Las sienes del que había sido juez de paz estaban salpicadas de pequeñas heridas y el cuero cabelludo colgaba a medias del cráneo, como si unos indios hubiesen empezado a cortárselo y después hubiesen desistido.

– También los hombros -dijo Cordie, hablando todavía con voz monótona pero vagamente interesada, como Dale imaginaba que debían de hablar el padre de Digger o un médico forense durante un embalsamamiento o una autopsia-. ¿Veis lo de los hombros?

Se veían orificios y cortes. Parecía que alguien le hubiese pinchado unas docenas de veces con una hoja afilada y perfectamente redonda, insuficiente para matarle pero en todo caso terrible.

Mike fue el primero en comprenderlo.

– Una escopeta de perdigones -dijo, mirando a los otros dos muchachos-. Le alcanzó el borde de la ráfaga.

Dale tardó un minuto en interpretarlo. Entonces recordó. «Uno de los hombres corriendo desde el campamento directamente hacia el sitio donde estaba escondido Mike. Después el estampido de la escopeta de éste. La gorra del hombre volando por los aires y él cayendo sobre la hierba.»

Dale volvió a sentirse mareado y se dirigió de nuevo a la ventana, apoyándose en el polvoriento antepecho para conservar el equilibrio. Pasaron moscas zumbando hacia el almacén.

Cordie soltó el cadáver.

– Me pregunté si su propia gente habría hecho esto o si alguien más estaba luchando contra esas cosas.

– Salgamos fuera -dijo Mike con voz súbitamente temblorosa-. Hablaremos.

Dale había estado mirando hacia los negros árboles, respirando hondo y dejando que sus ojos se adaptasen a la oscuridad, cuando de pronto estalló la noche con luz y ruido. Se apartó de la ventana y rodó sobre las toscas tablas.

Mike agarró la linterna de Cordie, la apagó e hincó una rodilla en el suelo, levantando la pistola. Harlen empezó a correr, tropezó con el canalón y casi cayó dentro de él, hundiendo el brazo ileso en la sangre coagulada.
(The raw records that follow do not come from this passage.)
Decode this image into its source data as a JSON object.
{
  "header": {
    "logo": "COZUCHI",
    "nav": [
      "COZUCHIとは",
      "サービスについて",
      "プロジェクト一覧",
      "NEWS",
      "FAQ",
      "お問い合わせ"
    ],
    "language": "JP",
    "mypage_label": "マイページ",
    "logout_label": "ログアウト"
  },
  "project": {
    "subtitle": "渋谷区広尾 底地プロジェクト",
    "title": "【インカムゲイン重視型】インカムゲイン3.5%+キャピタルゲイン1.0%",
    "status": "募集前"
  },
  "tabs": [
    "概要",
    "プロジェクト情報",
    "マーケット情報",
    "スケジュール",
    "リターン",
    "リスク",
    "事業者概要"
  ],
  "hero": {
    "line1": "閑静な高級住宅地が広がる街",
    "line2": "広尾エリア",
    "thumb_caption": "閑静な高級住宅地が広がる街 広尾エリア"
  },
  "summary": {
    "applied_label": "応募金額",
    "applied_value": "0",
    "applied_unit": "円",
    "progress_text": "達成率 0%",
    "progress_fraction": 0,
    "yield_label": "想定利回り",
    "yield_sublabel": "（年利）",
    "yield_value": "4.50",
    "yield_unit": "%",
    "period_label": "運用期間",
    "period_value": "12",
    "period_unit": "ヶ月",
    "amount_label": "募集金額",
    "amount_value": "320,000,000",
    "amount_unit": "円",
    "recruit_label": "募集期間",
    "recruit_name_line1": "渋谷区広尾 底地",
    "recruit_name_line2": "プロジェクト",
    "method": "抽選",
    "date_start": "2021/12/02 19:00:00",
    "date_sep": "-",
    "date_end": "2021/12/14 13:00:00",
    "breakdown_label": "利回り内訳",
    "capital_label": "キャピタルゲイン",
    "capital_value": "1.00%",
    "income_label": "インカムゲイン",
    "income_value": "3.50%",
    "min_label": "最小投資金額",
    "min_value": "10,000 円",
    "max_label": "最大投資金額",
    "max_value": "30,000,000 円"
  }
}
Un millón de moscas levantaron el vuelo.

La habitación quedó súbitamente iluminada por los estallidos de luz del exterior: primero un blanco de fósforo; después un rojo brillante, y luego un verde que hizo que los cuerpos muertos colgantes pareciesen cubiertos de un moho resplandeciente. La luz penetraba a través de los cristales polvorientos, seguida del ruido de las explosiones en el aire que se dejaban oír con más fuerza a través de la ventana que Dale había abierto. Sólo Cordie Cooke permaneció exactamente donde estaba, con la cara redonda levantada y los ojos entrecerrados para protegerlos de la luz. Fuera, los perros se volvían locos.

– ¡Mierda! -farfulló Harlen, enjugándose la mano en los tejanos y dejando en ellos unas manchas pardas. Las explosiones de fuera aumentaron en número e intensidad-. Son los malditos fuegos artificiales de Michelle Staffney.
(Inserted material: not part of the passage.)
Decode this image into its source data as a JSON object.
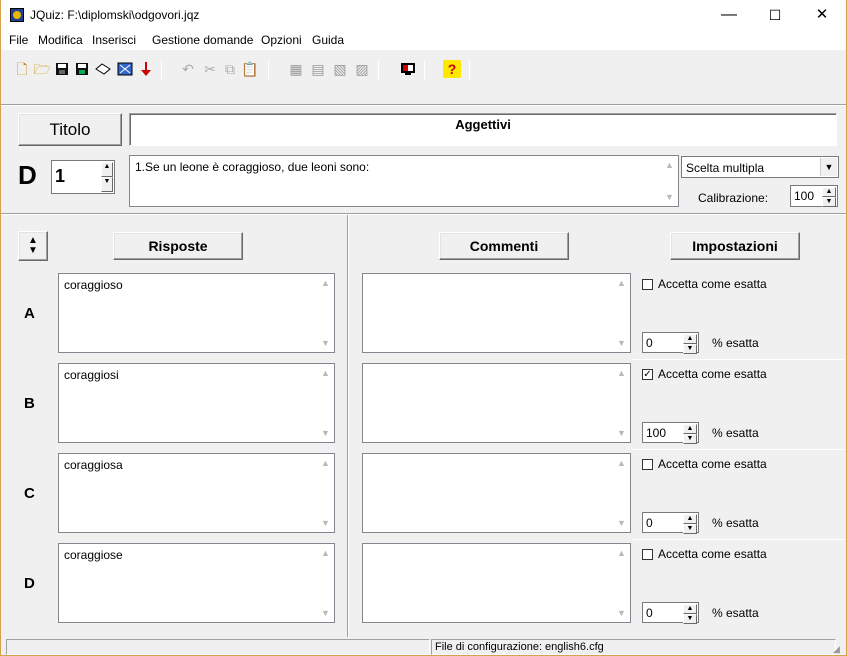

Todos lanzaron suspiros de alivio y se relajaron. Dale se puso a cuatro patas, volviéndose para mirar las sombras y observar los cuerpos colgados que aparecían y desaparecían con la caprichosa luz de los cohetes: verde y roja, roja, carne desnuda, costillas salientes y cuellos cortados, azul, azul y roja, blanca, roja, roja, roja… Dale sabía que estaba viendo algo que no olvidaría en su vida. Y algo que querría olvidar mientras viviese.

Sin decirse nada, volvieron a colocar la barra de metal y el candado detrás de ellos, se internaron en la noche y cogieron el camino para volver al pueblo.